Asymptotic expression to $e^{-k^2/2n}$ I want to show that $$\Bigl(1-{k\over n}\Bigr)^{-(1+n-k)/2}\Bigl(1+{k\over n}\Bigr)^{-(1+n+k)/2}$$ is asymptotic to $e^{-k^2/2n}$.
I, in my earlier post, was satisfied with the given answer.
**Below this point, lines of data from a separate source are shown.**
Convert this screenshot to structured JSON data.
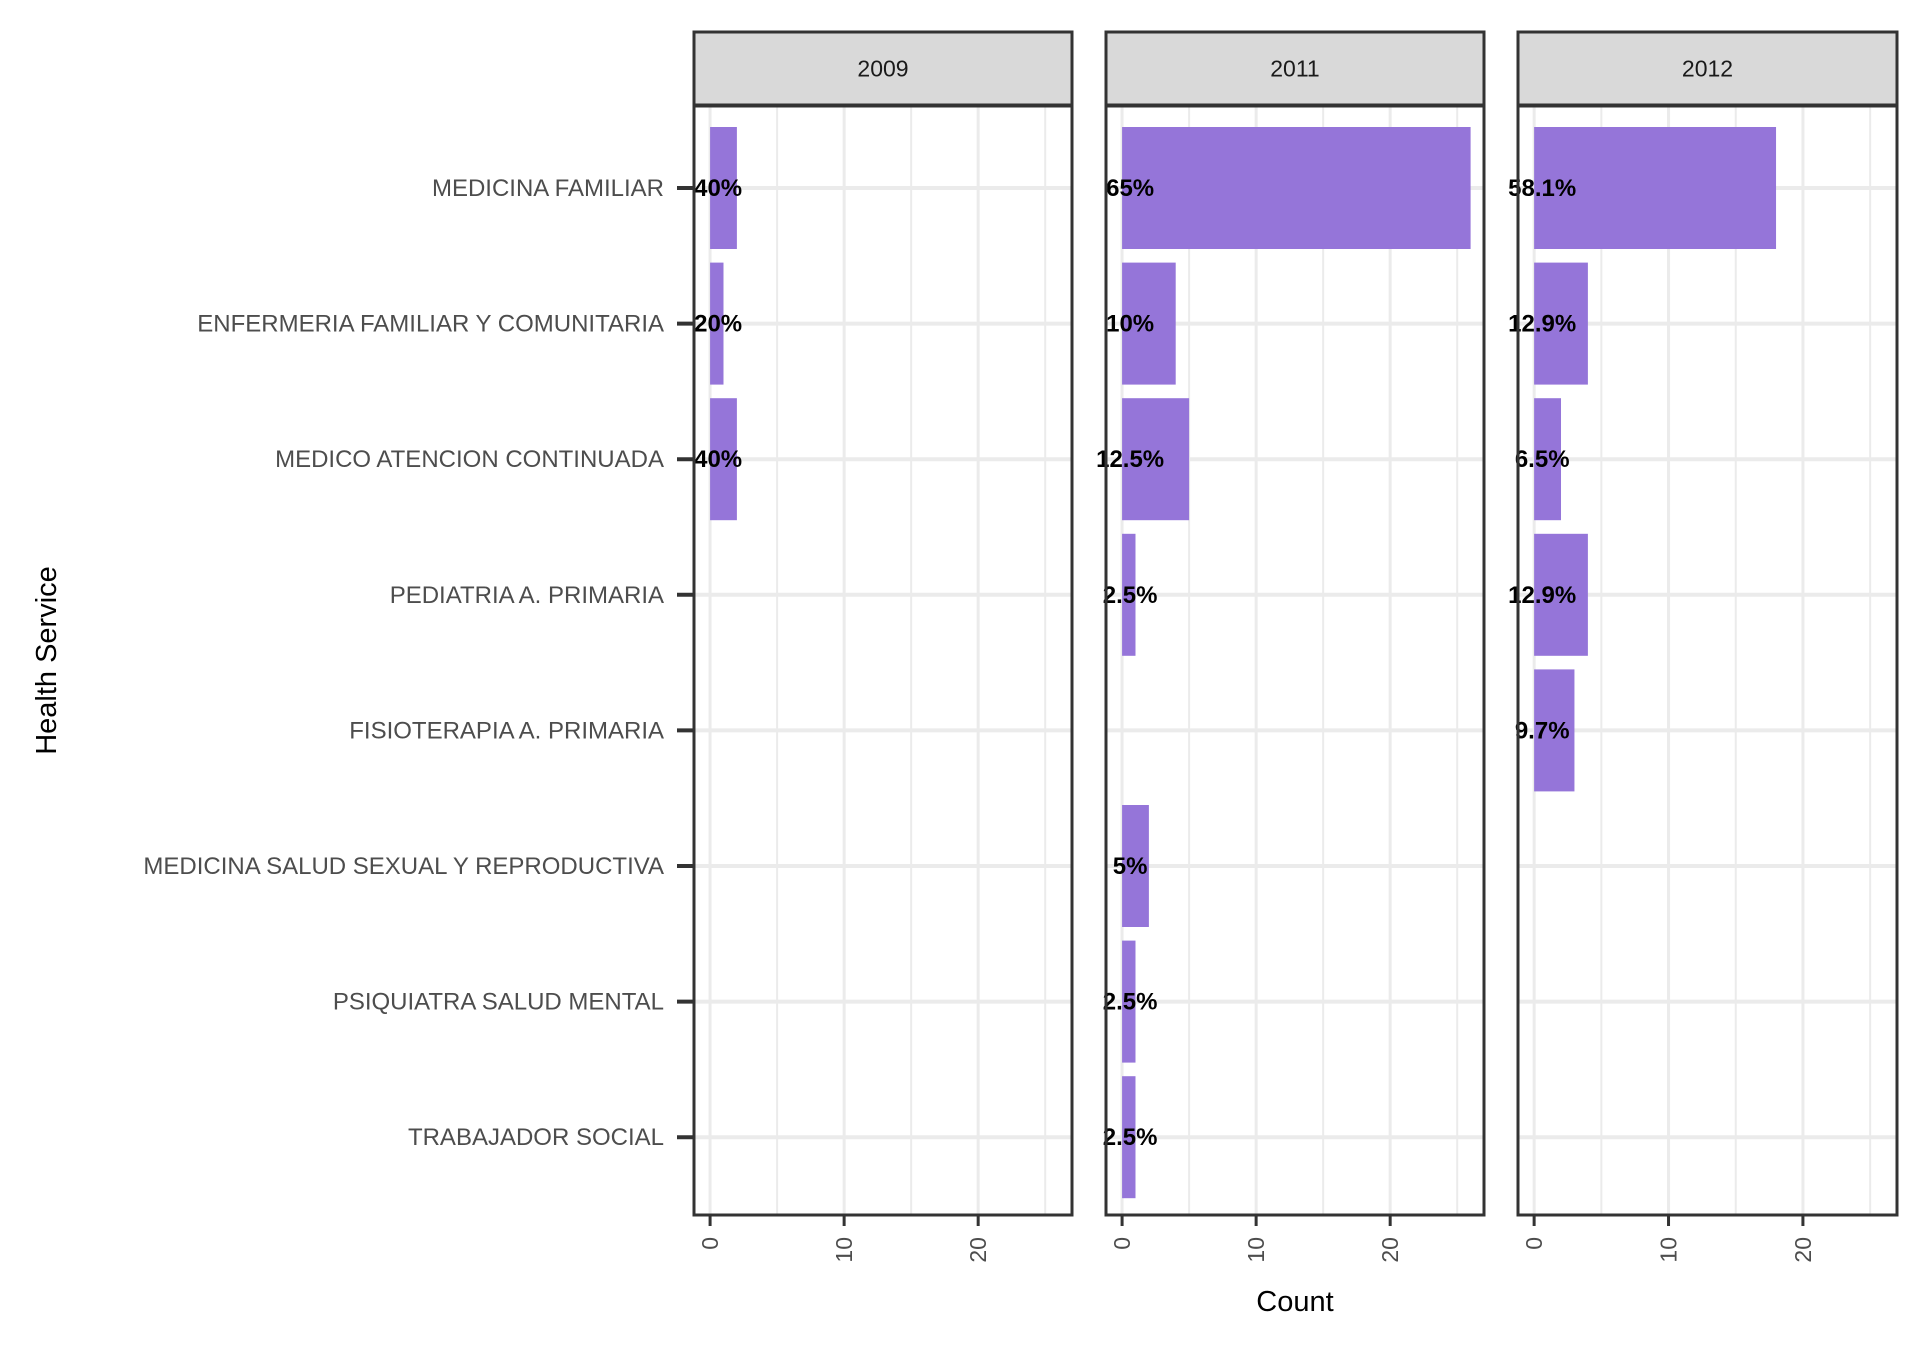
{
  "chart_data": {
    "type": "bar",
    "orientation": "horizontal",
    "facet_by": "year",
    "xlabel": "Count",
    "ylabel": "Health Service",
    "xlim": [
      -1.2,
      27
    ],
    "x_ticks": [
      0,
      10,
      20
    ],
    "grid": true,
    "bar_color": "#9575d9",
    "categories": [
      "MEDICINA FAMILIAR",
      "ENFERMERIA FAMILIAR Y COMUNITARIA",
      "MEDICO ATENCION CONTINUADA",
      "PEDIATRIA A. PRIMARIA",
      "FISIOTERAPIA A. PRIMARIA",
      "MEDICINA SALUD SEXUAL Y REPRODUCTIVA",
      "PSIQUIATRA SALUD MENTAL",
      "TRABAJADOR SOCIAL"
    ],
    "facets": [
      {
        "name": "2009",
        "values": [
          2,
          1,
          2,
          null,
          null,
          null,
          null,
          null
        ],
        "labels": [
          "40%",
          "20%",
          "40%",
          null,
          null,
          null,
          null,
          null
        ]
      },
      {
        "name": "2011",
        "values": [
          26,
          4,
          5,
          1,
          null,
          2,
          1,
          1
        ],
        "labels": [
          "65%",
          "10%",
          "12.5%",
          "2.5%",
          null,
          "5%",
          "2.5%",
          "2.5%"
        ]
      },
      {
        "name": "2012",
        "values": [
          18,
          4,
          2,
          4,
          3,
          null,
          null,
          null
        ],
        "labels": [
          "58.1%",
          "12.9%",
          "6.5%",
          "12.9%",
          "9.7%",
          null,
          null,
          null
        ]
      }
    ]
  }
}
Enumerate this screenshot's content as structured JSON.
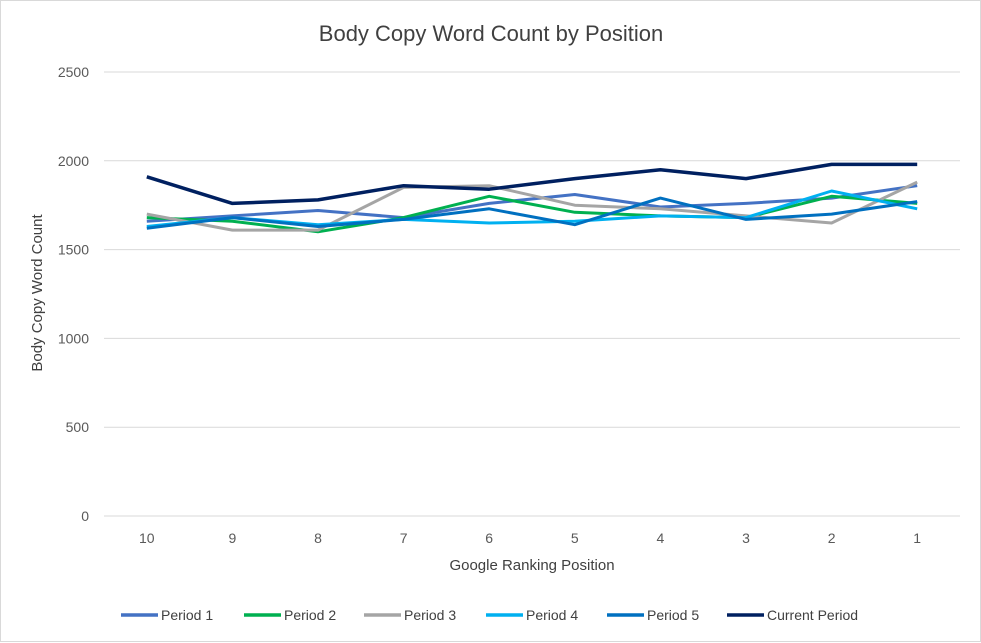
{
  "chart_data": {
    "type": "line",
    "title": "Body Copy Word Count by Position",
    "xlabel": "Google Ranking Position",
    "ylabel": "Body Copy Word Count",
    "categories": [
      "10",
      "9",
      "8",
      "7",
      "6",
      "5",
      "4",
      "3",
      "2",
      "1"
    ],
    "ylim": [
      0,
      2500
    ],
    "yticks": [
      0,
      500,
      1000,
      1500,
      2000,
      2500
    ],
    "grid": true,
    "legend_position": "bottom",
    "series": [
      {
        "name": "Period 1",
        "color": "#4472C4",
        "values": [
          1660,
          1690,
          1720,
          1680,
          1760,
          1810,
          1740,
          1760,
          1790,
          1860
        ]
      },
      {
        "name": "Period 2",
        "color": "#00B050",
        "values": [
          1680,
          1660,
          1600,
          1680,
          1800,
          1710,
          1690,
          1680,
          1800,
          1760
        ]
      },
      {
        "name": "Period 3",
        "color": "#A5A5A5",
        "values": [
          1700,
          1610,
          1610,
          1850,
          1860,
          1750,
          1730,
          1690,
          1650,
          1880
        ]
      },
      {
        "name": "Period 4",
        "color": "#00B0F0",
        "values": [
          1630,
          1680,
          1640,
          1670,
          1650,
          1660,
          1690,
          1680,
          1830,
          1730
        ]
      },
      {
        "name": "Period 5",
        "color": "#0070C0",
        "values": [
          1620,
          1680,
          1630,
          1670,
          1730,
          1640,
          1790,
          1670,
          1700,
          1770
        ]
      },
      {
        "name": "Current Period",
        "color": "#002060",
        "values": [
          1910,
          1760,
          1780,
          1860,
          1840,
          1900,
          1950,
          1900,
          1980,
          1980
        ]
      }
    ]
  }
}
But only now I noticed that the answer provided has a flaw since though it claims to produce $e^{-k^2/2n}$, it actually produces $e^{-k^2/n}$.
Any thoughts?
 A: You have 
\begin{align}
\Bigl(1-{\tfrac kn}\Bigr)^{-\frac{1+n-k}2}\Bigl(1+{\tfrac kn}\Bigr)^{-\frac{1+n+k}2}
&=
\exp\left[-\tfrac{1+n-k}2\,\log\left(1-\tfrac kn\right)-\tfrac{1+n+k}2\,\log\left(1+\tfrac kn\right)\right]\\ \ \\
&=\exp\left[-\tfrac{1+n-k}2\,\left(-\tfrac kn-\tfrac{k^2}{2n^2}+o(\tfrac{k^3}{n^3})\right)-\tfrac{1+n+k}2\, \left(\tfrac kn-\tfrac{k^2}{2n^2}+o(\tfrac{k^3}{n^3})\right)\right]\\ \ \\
&=\exp\left[-\tfrac{1+n-k}2\,\left(-\tfrac kn-\tfrac{k^2}{2n^2}+o(\tfrac{k^3}{n^3})\right)-\tfrac{1+n+k}2\, \left(\tfrac kn-\tfrac{k^2}{2n^2}+o(\tfrac{k^3}{n^3})\right)\right]\\ \ \\
&=\exp\left[-\tfrac{k^2}n+(1+n)\tfrac{k^2}{2n^2}+o(\tfrac1{n^2}) \right]\\ \ \\
&=\exp\left[-\tfrac{k^2}{2n}+\tfrac{k^2}{2n^2}+o(\tfrac1{n^2}) \right]\\ \ \\
&=\exp\left[-\tfrac{k^2}{2n}+o(\tfrac1{n^2}) \right]\\ \ \\
\end{align}
A: $$y=\Bigl(1-{k\over n}\Bigr)^{-(1+n-k)/2}\Bigl(1+{k\over n}\Bigr)^{-(1+n+k)/2}$$
$$\log(y)=-\frac{1+n-k}2 \log\Bigl(1-{k\over n}\Bigr)-\frac{1+n+k}2 \log\Bigl(1+{k\over n}\Bigr)$$
Use the Taylor expansions of $\log\Bigl(1\pm{k\over n}\Bigr)$; replace, expand and simplify.  You should arrive at
$$\log(y)=-\frac{k^2}{2n}+\frac{k^2}{2n^2}+\cdots$$ making $$y \sim e^{-\frac{k^2}{2n}}$$
A: Letting $f=1+a_n$ and $g=b_n$ in this answer, we get the following
Lemma: Suppose that $\lim\limits_{n\to\infty}a_n=0$ and $\lim\limits_{n\to\infty}a_nb_n=c$, then
$$
\lim_{n\to\infty}(1+a_n)^{b_n}=e^c\tag1
$$

If $\lim\limits_{n\to\infty}\frac{k^2}{2n}=\alpha$, then
$$
\begin{align}
\lim_{n\to\infty}\left(1-\frac kn\right)^{-\frac{n-k+1}2}\left(1+\frac kn\right)^{-\frac{n+k+1}2}
&=\lim_{n\to\infty}\left(1-\frac{k^2}{n^2}\right)^{-\frac{n+1}2}\,\frac{\lim\limits_{n\to\infty}\left(1-\frac kn\right)^{\frac k2}}{\lim\limits_{n\to\infty}\left(1+\frac kn\right)^{\frac k2}}\\
&=e^{\alpha}\,\frac{e^{-\alpha}}{e^\alpha}\\[9pt]
&=e^{-\alpha}\tag2
\end{align}
$$
Which is $\sim e^{-\frac{k^2}{2n}}$.